Kami mengetahui bahwa kemerdekaan itu tidak akan tercapai dalam satu helaan nafas saja. Akan tetapi
kami masih saja dituduh, dikatakan ‘menyusun suatu komplotan untuk mengadakan revolusi berdarah
dan terluka, agar kami dapat merebut kemerdekaan penuh ditahun 30′. Jikalau ini memang benar,
penggeledahan massal yang tuan‐tuan lakukan terhadap rumah‐rumah kami akan membuktikan satu
tempat persembunyian senjata‐senjata gelap. Tapi, tidak sebilah pisaupun yang dapat diketemukan.
“Golok. Bom. Dinamit. Keterlaluan! Seperti tidak ada senjata yang lebih tajam lagi daripada golok, bom
dan dinamit itu. Semangat perjuangan rakyat yang berkobar‐kobar akan dapat menghancurkan manusia
lebih cepat daripada ribuan armada perang yang dipersenjatai lengkap. Suatu negara dapat berdiri tanpa
tank dan meriam. Akan tetapi suatu bangsa tidak mungkin bertahan tanpa kepercayaan. Ya, kepercayaan,
dan itulah yang kami punyai. Itulah senjata rahasia kami.

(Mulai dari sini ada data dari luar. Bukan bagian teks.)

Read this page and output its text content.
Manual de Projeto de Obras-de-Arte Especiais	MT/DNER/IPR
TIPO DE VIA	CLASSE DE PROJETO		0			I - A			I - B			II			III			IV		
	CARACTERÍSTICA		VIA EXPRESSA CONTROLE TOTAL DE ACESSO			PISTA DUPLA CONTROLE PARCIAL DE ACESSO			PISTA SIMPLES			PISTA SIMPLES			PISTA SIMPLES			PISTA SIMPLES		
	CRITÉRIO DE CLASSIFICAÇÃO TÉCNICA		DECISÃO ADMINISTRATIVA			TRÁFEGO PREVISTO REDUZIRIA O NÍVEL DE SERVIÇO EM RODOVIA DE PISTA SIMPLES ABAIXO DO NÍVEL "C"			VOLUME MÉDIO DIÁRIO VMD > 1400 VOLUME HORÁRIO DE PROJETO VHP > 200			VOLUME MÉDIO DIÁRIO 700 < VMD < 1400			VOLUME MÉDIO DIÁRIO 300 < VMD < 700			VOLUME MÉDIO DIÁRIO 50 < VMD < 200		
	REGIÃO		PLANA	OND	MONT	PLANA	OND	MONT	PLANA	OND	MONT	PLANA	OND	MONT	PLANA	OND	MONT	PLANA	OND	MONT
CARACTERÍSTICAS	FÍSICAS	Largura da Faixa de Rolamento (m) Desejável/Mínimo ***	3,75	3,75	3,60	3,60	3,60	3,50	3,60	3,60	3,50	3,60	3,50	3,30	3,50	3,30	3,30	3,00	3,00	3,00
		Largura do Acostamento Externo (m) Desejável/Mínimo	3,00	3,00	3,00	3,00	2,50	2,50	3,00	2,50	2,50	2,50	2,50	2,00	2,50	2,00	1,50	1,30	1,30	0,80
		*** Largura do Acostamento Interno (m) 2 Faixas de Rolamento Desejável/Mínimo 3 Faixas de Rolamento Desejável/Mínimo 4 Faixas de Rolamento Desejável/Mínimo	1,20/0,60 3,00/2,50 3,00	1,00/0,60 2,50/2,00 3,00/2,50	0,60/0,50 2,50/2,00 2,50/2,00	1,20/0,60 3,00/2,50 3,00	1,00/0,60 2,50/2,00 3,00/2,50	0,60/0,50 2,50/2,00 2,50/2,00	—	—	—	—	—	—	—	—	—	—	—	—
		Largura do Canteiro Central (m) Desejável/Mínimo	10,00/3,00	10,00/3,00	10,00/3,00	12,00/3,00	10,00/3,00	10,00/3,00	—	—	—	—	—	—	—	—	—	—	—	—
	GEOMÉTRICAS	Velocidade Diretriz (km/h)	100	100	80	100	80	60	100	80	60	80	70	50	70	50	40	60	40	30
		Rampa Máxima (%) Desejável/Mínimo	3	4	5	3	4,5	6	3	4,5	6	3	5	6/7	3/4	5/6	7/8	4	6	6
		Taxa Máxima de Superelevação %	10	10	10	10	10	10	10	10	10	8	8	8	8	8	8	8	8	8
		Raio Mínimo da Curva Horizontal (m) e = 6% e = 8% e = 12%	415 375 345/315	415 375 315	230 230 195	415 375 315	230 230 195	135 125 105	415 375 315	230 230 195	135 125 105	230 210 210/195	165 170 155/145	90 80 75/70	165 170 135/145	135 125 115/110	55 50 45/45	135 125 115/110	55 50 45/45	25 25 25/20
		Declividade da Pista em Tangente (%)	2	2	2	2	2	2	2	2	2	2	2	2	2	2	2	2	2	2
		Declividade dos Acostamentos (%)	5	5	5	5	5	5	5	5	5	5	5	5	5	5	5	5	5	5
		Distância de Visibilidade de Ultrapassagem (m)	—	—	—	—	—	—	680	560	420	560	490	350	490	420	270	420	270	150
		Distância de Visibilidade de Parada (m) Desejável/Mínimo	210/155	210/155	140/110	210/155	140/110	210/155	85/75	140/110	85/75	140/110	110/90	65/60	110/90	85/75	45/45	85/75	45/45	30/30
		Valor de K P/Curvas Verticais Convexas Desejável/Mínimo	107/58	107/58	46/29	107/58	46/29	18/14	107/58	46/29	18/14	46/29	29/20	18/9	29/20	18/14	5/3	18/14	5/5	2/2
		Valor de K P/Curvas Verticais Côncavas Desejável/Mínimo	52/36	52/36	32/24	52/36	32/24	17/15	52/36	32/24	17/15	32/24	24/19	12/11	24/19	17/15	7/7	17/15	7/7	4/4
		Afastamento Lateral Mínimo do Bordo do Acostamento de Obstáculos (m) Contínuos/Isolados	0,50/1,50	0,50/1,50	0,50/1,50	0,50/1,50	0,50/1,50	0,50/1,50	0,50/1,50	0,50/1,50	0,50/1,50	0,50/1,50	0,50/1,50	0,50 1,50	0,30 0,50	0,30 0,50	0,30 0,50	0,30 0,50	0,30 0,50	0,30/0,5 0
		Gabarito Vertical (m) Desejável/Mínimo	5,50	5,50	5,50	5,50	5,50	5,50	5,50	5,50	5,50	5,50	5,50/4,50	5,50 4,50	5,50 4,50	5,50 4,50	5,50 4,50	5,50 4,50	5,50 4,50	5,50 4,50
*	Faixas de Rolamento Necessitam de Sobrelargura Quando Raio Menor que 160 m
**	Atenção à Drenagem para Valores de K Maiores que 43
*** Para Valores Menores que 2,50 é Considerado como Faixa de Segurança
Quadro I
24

“Baiklah, tentu orang akan bertanya, ‘Akan tetapi sekalipun demikian, bukankah kemerdekaan yang
engkau perjuangkan itu pada suatu saat akan direbut dengan pemberontakan bersenjata?’ “Saya akan
mendjawab: “Tuan‐tuan Hakim yjang terhormat, dengan segala kejujuran hati kami tidak tahu bagaimana
atau dengan apakah langkah terachir itu akan dilakukan. Mungkin juga Negeri Belanda akhirnya
mengerti, bahwa lebih baik mengakhiri kolonialisme secara damai. Mungkin juga kapitalisme Barat akan
runtuh.
“Mungkin juga, seperti sudah sering saya ucapkan, Jepang akan membantu kami. Imperialisme bercokol
di tangan bangsa kulit kuning maupun di tangan bangsa kulit putih. Sudah jelas bagi kita akan kerakusan
kerajaan Jepang dengan menaklukkan semenanjung Korea dan menjalankan pengawasan atas Manchuria
dan pulau‐pulau di Lautan Pasifik. Pada suatu saat yang tidak lama lagi Asia akan berada dalam bahaya
penyembelihan besar‐besaran dari Jepang. Saya hanya mengatakan, bahwa ini adalah keyakinan saya
jikalau ekor daripada naga raksasa itu sudah memukul‐mukul ke kiri dan ke kanan, maka Pemerintah
Kolonial tidak akan sanggup menahannya.
“Oleh karena itu, siapakah yang dapat menentukan terlebih dulu rencana kemerdekaan dari negeri kami,
jikalau kita tidak tahu apa yang akan terjadi dalam masa yang akan datang. Yang saya ketahui, bahwa
pemimpin‐pemimpin P.N.I. adalah pencinta perdamaian dan ketertiban. Kami berjuang dengan kejujuran
seorang satria. Kami tidak menginginkan pertumpahan darah. Kami hanya menghendaki kesempatan
untuk membangun harga diri daripada rakyat kami.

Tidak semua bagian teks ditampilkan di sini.